Haris diam, menghela nafasnya melirik ke bawah melihat pergelangan tangannya. Ia menjadi menyesal sudah melakukan perbuatan yang hampir menghilangkan nyawanya. Ia hanya berpikir sempit sehingga tak memikirkan juga bagaimana nanti orang tuanya jika ia tak jadi selamat dari kematian.

"Mami, Papi.. Maafin Haris. Pasti kalian kecewa dengan anakmu satu-satunya ini kan?"

"Kita kecewa namun itu ngga akan mengubah rasa sayang kita Haris. Untuk saat ini Papi mohon untuk mendengarkan nasehat kita. Tiga tahun lagi jika kamu mau bersabar, kita akan datang lagi ke rumah Cakra. Bisa kamu mengerti?"
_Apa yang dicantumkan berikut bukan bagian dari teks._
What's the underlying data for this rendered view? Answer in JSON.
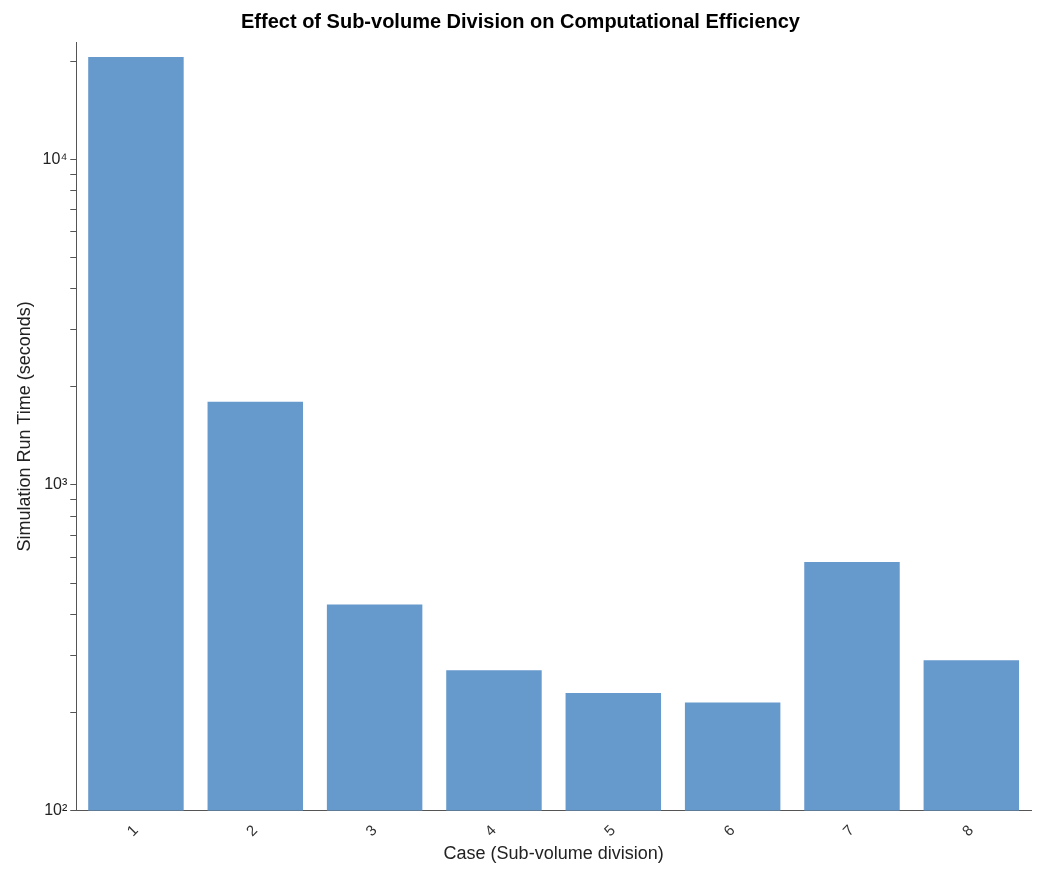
{
  "chart_data": {
    "type": "bar",
    "title": "Effect of Sub-volume Division on Computational Efficiency",
    "xlabel": "Case (Sub-volume division)",
    "ylabel": "Simulation Run Time (seconds)",
    "categories": [
      "1",
      "2",
      "3",
      "4",
      "5",
      "6",
      "7",
      "8"
    ],
    "values": [
      20600,
      1800,
      430,
      270,
      230,
      215,
      580,
      290
    ],
    "color": "#6699cc",
    "log": true,
    "ylim": [
      100,
      22900
    ],
    "yticks": [
      {
        "value": 100,
        "label": "10²"
      },
      {
        "value": 200,
        "label": null
      },
      {
        "value": 300,
        "label": null
      },
      {
        "value": 400,
        "label": null
      },
      {
        "value": 500,
        "label": null
      },
      {
        "value": 600,
        "label": null
      },
      {
        "value": 700,
        "label": null
      },
      {
        "value": 800,
        "label": null
      },
      {
        "value": 900,
        "label": null
      },
      {
        "value": 1000,
        "label": "10³"
      },
      {
        "value": 2000,
        "label": null
      },
      {
        "value": 3000,
        "label": null
      },
      {
        "value": 4000,
        "label": null
      },
      {
        "value": 5000,
        "label": null
      },
      {
        "value": 6000,
        "label": null
      },
      {
        "value": 7000,
        "label": null
      },
      {
        "value": 8000,
        "label": null
      },
      {
        "value": 9000,
        "label": null
      },
      {
        "value": 10000,
        "label": "10⁴"
      },
      {
        "value": 20000,
        "label": null
      }
    ],
    "grid": false,
    "legend": false
  }
}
Haris mengangguk, lagi-lagi ia menghela nafasnya berusaha untuk tenang dan mengerti. Mungkin besok jika ia meminta Nila dengan baik-baik, besar kemungkinan Cakra akan luluh. Setelah makan dan meminum obatnya, Haris memutuskan untuk tidur sejenak.

*****

Merenung. Itulah yang dilakukan Nila saat ini, dia diam meratapi nasibnya. Semuanya hilang tak tahu kemana, teman baiknya—Wati dan Daffa juga entah kemana perginya.

Nila merindukan mereka, tidak ada kebencian pada diri Nila setelah tahu Daffa tak menepati janjinya. Mereka berdua begitu kompak hilang tanpa kabar. Padahal besok sudah waktunya Nila untuk mempersiapkan diri atas kepergiannya. Hah, dia tidak bisa untuk menghubungi teman-temannya itu.

Clek!

Suara pintu kamarnya terbuka, membuyarkan lamunan Nila. Anak itu segara menarik selimut untuk menutupi tubuhnya namun di urungkan ketika tangan Sakra menarik selimut itu.

"Jangan ganggu Kakak, keluar!"titahnya tegas, ia malas berbasa-basi lagi. Ia akan memusuhi keluarganya. Ia rasanya sangat tidak ingin berbicara lagi dengan mereka.

Sakra menggeleng, ia memberikan satu cup eskrim strawberry kesukaan Nila. "Biasanya kalau sedih dikasih eskrim, aku tahu dari tiktok. Dan kata Bunda, Kakak itu gak bisa makan coklat jadi Sakra ambilin eskrim di freezer yang rasa melon, yang rasa Strawberry udah Sakra habisin soalnya kapan lagi bisa makan eskrim kesukaan Kakak ya,kan?"ujar Sakra, dia lebih banyak berbicara malam ini tidak seperti biasanya yang hanya berucap sepatah kata, bahkan kadang tidak berbicara sedikitpun.